Landscape Ecology Principles in Landscape Architecture and Land-Use Planning

Current price: $29.00
Publication Date: September 1st, 1996
Publisher:
Island Press
ISBN:
9781559635141
Pages:
80

Description

Landscape ecology has emerged in the past decade as an important and useful tool for land-use planners and landscape architects. While professionals and scholars have begun to incorporate aspects of this new field into their work, there remains a need for a summary of key principles and how they might be applied in design and planning.

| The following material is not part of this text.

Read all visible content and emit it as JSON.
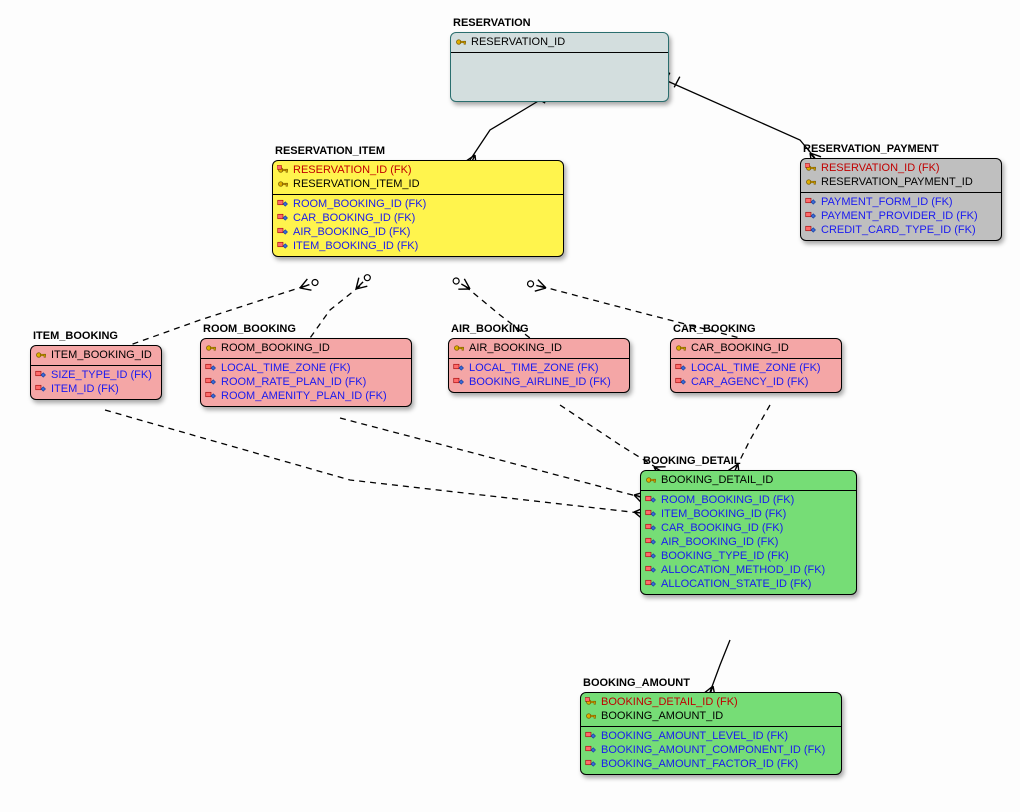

This volume fills that need. It is a concise handbook that lists and illustrates key principles in the field, presenting specific examples of how the principles can be applied in a range of scales and diverse types of landscapes around the world.

Chapters cover:

  • patches -- size, number, and location
  • edges and boundaries
  • corridors and connectivity
  • mosaics
  • summaries of case studies from around the world

About the Author

RichardT.T. Forman is the PAES Professor of Landscape Ecology at Harvard University, where he teaches ecological courses in the Graduate School of Design and in Harvard College. His research and writing include landscape and regional ecology, road ecology, land-use planning and conservation, and spatially meshing nature and people in the land mosaic. Forman served on two National Academy of Sciences committees on surface transportation and the environment and began publishing road ecology articles in 1996. His books include Land Mosaics:The Ecology of Landscapes and Regions (Cambridge University Press, 1995) and Landscape Ecology Principles for Landscape Architecture and Land-Use Planning (Island Press, 1996). He is a fellow of the AAAS; served as vice president of the Ecological Society of America and the International Association for Landscape Ecology; has received medals and honors from Italy, Australia, France, the Czech Republic, China, and the United Kingdom; was named Distinguished Landscape Ecologist (USA); and received the Lindback Foundation Award for Excellence in Teaching. He received a Haverford College B.S., a University of Pennsylvania Ph.D., and honorary degrees from Miami University, Harvard University, and Florida International University, and has taught at the University of Wisconsin, Rutgers University, and in Central and South America.